NYT: Carjackings, Violent Crime Skyrocket in Newark for 2013

NYT: Carjackings, Violent Crime Skyrocket in Newark for 2013
With New Jersey’s biggest city in transition as Senator Cory Booker leaves the town to new leaders, his legacy is emerging as, at best, a mixed one. The New York Times reports that violent crime is skyrocketing in Newark– particularly carjacking, which was more than doubled since 2007.
The Times report notes that the state’s most famous recent carjacking– the tragedy which killed young lawyer Dustin Friedland at Short Hills Mall– was orchestrated by three men from Newark (and one from neighboring Irvington), and merely served to highlight a much larger trend in Essex County than those four men represented. According to the Times, while there were 208 reported carjackings in the entire state in 2007, there have been 475 carjackings in 2013 in Essex County alone. They note that, in contrast, New York City has seen only 159, though most of Newark is significantly more driver-friendly than much of Manhattan and Brooklyn. Perpetrators have targeted public officials and off-duty police as well as laymen driving into and out of the city. 

The number of carjackings has instilled such a fear of the town in some New Jerseyans that one auto mechanic in Newark told the Times he has to offer some clients to drive the cars into Newark himself to keep business stable, as they fear driving into the city themselves. Meanwhile, violent crime is also up at an alarming rate, with 100 murders in Newark this year alone.

Carjackings, the Times suggests, have become increasingly popular because of advanced technology that requires the owner of the car to be in the car in order for it to function. Even stealing the key or attempting to otherwise turn it on is no use with many of the newer and more coveted vehicles– which, once stolen, often end up in either Newark of Elizabeth seaports, off to be sold overseas.

The devastating report comes at a crucial time for the city, and at the culmination of a mayoral tenure that once stood out nationally for its ability to fight crime. Senator Booker’s seven years in office succeeded that of Mayor Sharpe James, who was not too busy serving jail time during Booker’s entire tenure to make public his distaste for his successor. After all, Booker had been elected in part as a rebuke to the old under-the-table style of politicking that landed James in prison to begin with.

Booker was also reelected for similar reasons. A glowing NPR report from 2010 argues that Booker’s 59% vote percentage for reelection could in large part be attributed to his work on crime. At the time, that argument was not so ludicrous– murders had fallen 60% since Booker first entered office in 2006. Under Booker, Newark had its first murder-free month in nearly half a century. But something went awry between 2010 and Booker’s Senate race, as the city’s murder rates began to once again rise and the press wonder what had gone wrong for Booker’s first term victories to have become an epidemic that, in Booker’s words, was “unconscionable.”

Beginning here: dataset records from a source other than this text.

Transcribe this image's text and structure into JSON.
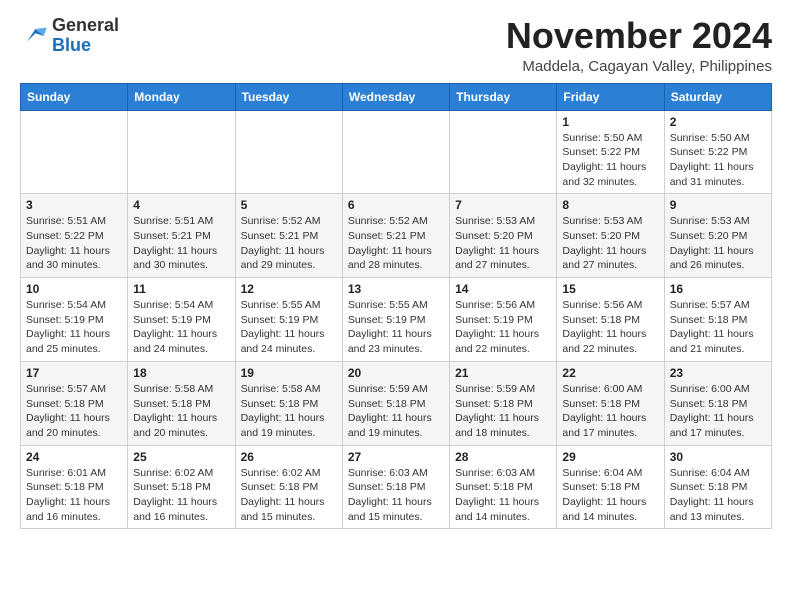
{
  "header": {
    "logo_general": "General",
    "logo_blue": "Blue",
    "month_title": "November 2024",
    "location": "Maddela, Cagayan Valley, Philippines"
  },
  "calendar": {
    "days_of_week": [
      "Sunday",
      "Monday",
      "Tuesday",
      "Wednesday",
      "Thursday",
      "Friday",
      "Saturday"
    ],
    "weeks": [
      [
        {
          "day": "",
          "info": ""
        },
        {
          "day": "",
          "info": ""
        },
        {
          "day": "",
          "info": ""
        },
        {
          "day": "",
          "info": ""
        },
        {
          "day": "",
          "info": ""
        },
        {
          "day": "1",
          "info": "Sunrise: 5:50 AM\nSunset: 5:22 PM\nDaylight: 11 hours and 32 minutes."
        },
        {
          "day": "2",
          "info": "Sunrise: 5:50 AM\nSunset: 5:22 PM\nDaylight: 11 hours and 31 minutes."
        }
      ],
      [
        {
          "day": "3",
          "info": "Sunrise: 5:51 AM\nSunset: 5:22 PM\nDaylight: 11 hours and 30 minutes."
        },
        {
          "day": "4",
          "info": "Sunrise: 5:51 AM\nSunset: 5:21 PM\nDaylight: 11 hours and 30 minutes."
        },
        {
          "day": "5",
          "info": "Sunrise: 5:52 AM\nSunset: 5:21 PM\nDaylight: 11 hours and 29 minutes."
        },
        {
          "day": "6",
          "info": "Sunrise: 5:52 AM\nSunset: 5:21 PM\nDaylight: 11 hours and 28 minutes."
        },
        {
          "day": "7",
          "info": "Sunrise: 5:53 AM\nSunset: 5:20 PM\nDaylight: 11 hours and 27 minutes."
        },
        {
          "day": "8",
          "info": "Sunrise: 5:53 AM\nSunset: 5:20 PM\nDaylight: 11 hours and 27 minutes."
        },
        {
          "day": "9",
          "info": "Sunrise: 5:53 AM\nSunset: 5:20 PM\nDaylight: 11 hours and 26 minutes."
        }
      ],
      [
        {
          "day": "10",
          "info": "Sunrise: 5:54 AM\nSunset: 5:19 PM\nDaylight: 11 hours and 25 minutes."
        },
        {
          "day": "11",
          "info": "Sunrise: 5:54 AM\nSunset: 5:19 PM\nDaylight: 11 hours and 24 minutes."
        },
        {
          "day": "12",
          "info": "Sunrise: 5:55 AM\nSunset: 5:19 PM\nDaylight: 11 hours and 24 minutes."
        },
        {
          "day": "13",
          "info": "Sunrise: 5:55 AM\nSunset: 5:19 PM\nDaylight: 11 hours and 23 minutes."
        },
        {
          "day": "14",
          "info": "Sunrise: 5:56 AM\nSunset: 5:19 PM\nDaylight: 11 hours and 22 minutes."
        },
        {
          "day": "15",
          "info": "Sunrise: 5:56 AM\nSunset: 5:18 PM\nDaylight: 11 hours and 22 minutes."
        },
        {
          "day": "16",
          "info": "Sunrise: 5:57 AM\nSunset: 5:18 PM\nDaylight: 11 hours and 21 minutes."
        }
      ],
      [
        {
          "day": "17",
          "info": "Sunrise: 5:57 AM\nSunset: 5:18 PM\nDaylight: 11 hours and 20 minutes."
        },
        {
          "day": "18",
          "info": "Sunrise: 5:58 AM\nSunset: 5:18 PM\nDaylight: 11 hours and 20 minutes."
        },
        {
          "day": "19",
          "info": "Sunrise: 5:58 AM\nSunset: 5:18 PM\nDaylight: 11 hours and 19 minutes."
        },
        {
          "day": "20",
          "info": "Sunrise: 5:59 AM\nSunset: 5:18 PM\nDaylight: 11 hours and 19 minutes."
        },
        {
          "day": "21",
          "info": "Sunrise: 5:59 AM\nSunset: 5:18 PM\nDaylight: 11 hours and 18 minutes."
        },
        {
          "day": "22",
          "info": "Sunrise: 6:00 AM\nSunset: 5:18 PM\nDaylight: 11 hours and 17 minutes."
        },
        {
          "day": "23",
          "info": "Sunrise: 6:00 AM\nSunset: 5:18 PM\nDaylight: 11 hours and 17 minutes."
        }
      ],
      [
        {
          "day": "24",
          "info": "Sunrise: 6:01 AM\nSunset: 5:18 PM\nDaylight: 11 hours and 16 minutes."
        },
        {
          "day": "25",
          "info": "Sunrise: 6:02 AM\nSunset: 5:18 PM\nDaylight: 11 hours and 16 minutes."
        },
        {
          "day": "26",
          "info": "Sunrise: 6:02 AM\nSunset: 5:18 PM\nDaylight: 11 hours and 15 minutes."
        },
        {
          "day": "27",
          "info": "Sunrise: 6:03 AM\nSunset: 5:18 PM\nDaylight: 11 hours and 15 minutes."
        },
        {
          "day": "28",
          "info": "Sunrise: 6:03 AM\nSunset: 5:18 PM\nDaylight: 11 hours and 14 minutes."
        },
        {
          "day": "29",
          "info": "Sunrise: 6:04 AM\nSunset: 5:18 PM\nDaylight: 11 hours and 14 minutes."
        },
        {
          "day": "30",
          "info": "Sunrise: 6:04 AM\nSunset: 5:18 PM\nDaylight: 11 hours and 13 minutes."
        }
      ]
    ]
  }
}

His Republican opponent Steve Lonegan had a theory, one that many mocked despite entertaining it when Sharpe James– or the New York Times, or the Star-Ledger, or even Gawker— was the one attacking. Booker was too heavily invested in turning himself into a national figure, at the detriment of the city. Lonegan, a mayor himself, used their official Senate debate to highlight the alarming murder rates in Booker’s city, and at one point in the campaign went as far as to argue that James’ tenure had been better.

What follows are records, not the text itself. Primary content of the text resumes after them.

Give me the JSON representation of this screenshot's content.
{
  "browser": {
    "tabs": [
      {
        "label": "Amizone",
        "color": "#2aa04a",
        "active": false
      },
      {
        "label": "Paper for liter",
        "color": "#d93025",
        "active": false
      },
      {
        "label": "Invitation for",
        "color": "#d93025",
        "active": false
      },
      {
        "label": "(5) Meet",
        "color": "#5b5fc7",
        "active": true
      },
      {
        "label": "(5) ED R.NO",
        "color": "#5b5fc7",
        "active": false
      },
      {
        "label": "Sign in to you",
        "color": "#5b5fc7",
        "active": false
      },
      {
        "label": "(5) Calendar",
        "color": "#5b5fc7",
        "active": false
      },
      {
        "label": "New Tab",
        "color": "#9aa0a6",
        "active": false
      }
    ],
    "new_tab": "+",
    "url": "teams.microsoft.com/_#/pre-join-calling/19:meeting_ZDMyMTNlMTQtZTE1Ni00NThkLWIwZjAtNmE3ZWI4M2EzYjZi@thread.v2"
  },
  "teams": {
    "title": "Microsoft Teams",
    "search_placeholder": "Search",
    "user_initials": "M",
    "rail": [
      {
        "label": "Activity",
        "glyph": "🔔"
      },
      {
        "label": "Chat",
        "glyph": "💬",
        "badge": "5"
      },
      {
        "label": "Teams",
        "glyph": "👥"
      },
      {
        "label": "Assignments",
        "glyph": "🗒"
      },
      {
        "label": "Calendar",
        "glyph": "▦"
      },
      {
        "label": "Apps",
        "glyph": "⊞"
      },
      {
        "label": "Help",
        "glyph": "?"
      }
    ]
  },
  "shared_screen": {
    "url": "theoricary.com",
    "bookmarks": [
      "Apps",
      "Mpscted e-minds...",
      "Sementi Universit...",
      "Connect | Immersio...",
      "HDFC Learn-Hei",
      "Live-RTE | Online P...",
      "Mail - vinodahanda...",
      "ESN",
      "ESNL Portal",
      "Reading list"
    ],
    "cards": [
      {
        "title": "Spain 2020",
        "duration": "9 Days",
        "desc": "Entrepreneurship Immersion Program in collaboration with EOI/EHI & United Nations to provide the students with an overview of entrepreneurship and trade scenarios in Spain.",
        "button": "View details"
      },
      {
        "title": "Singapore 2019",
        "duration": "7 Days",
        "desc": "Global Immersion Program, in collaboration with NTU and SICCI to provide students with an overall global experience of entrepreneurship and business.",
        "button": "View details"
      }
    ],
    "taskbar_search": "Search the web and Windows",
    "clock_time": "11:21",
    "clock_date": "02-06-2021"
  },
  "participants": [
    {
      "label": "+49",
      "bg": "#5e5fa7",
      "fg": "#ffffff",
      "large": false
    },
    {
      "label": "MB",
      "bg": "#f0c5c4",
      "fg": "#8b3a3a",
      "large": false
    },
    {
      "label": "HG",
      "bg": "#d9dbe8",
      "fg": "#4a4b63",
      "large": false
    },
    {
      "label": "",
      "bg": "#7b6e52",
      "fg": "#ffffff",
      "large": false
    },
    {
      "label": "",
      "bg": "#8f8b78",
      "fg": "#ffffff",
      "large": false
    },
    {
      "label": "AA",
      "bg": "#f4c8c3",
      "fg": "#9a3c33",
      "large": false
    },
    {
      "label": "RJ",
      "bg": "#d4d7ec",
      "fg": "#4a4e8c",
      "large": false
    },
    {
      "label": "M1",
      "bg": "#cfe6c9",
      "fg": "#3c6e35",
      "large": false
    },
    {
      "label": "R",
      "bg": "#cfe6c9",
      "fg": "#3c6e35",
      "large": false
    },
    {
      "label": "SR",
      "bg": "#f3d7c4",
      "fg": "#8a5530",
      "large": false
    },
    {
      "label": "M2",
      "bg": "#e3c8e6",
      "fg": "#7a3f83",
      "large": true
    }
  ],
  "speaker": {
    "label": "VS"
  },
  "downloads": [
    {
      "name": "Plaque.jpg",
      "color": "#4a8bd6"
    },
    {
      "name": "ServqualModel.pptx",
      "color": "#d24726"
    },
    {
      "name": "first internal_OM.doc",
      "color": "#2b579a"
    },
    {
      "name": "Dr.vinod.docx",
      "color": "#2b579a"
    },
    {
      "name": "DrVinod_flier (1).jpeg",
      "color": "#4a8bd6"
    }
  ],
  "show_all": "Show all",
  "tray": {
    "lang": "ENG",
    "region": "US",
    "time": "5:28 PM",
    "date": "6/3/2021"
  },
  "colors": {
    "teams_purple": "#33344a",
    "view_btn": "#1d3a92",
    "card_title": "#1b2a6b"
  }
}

New Jersey rid Booker of Newark anyway, aiding his ascent to the Senate. But now Newark has to pick up the pieces, their celebrity titan out of the spotlight and the criminal tidal wave hitting them plain to see. The Times report notes that the Christie Administration has begun tackling the problem with special carjacking task forces, monitoring the seaports on either side of Newark with more security. Without addressing the city infrastructure that is breeding this particular type of criminal, however, all Newark police can hope to do is dissuade carjackers from being carjackers, without preventing youth from becoming criminals at all.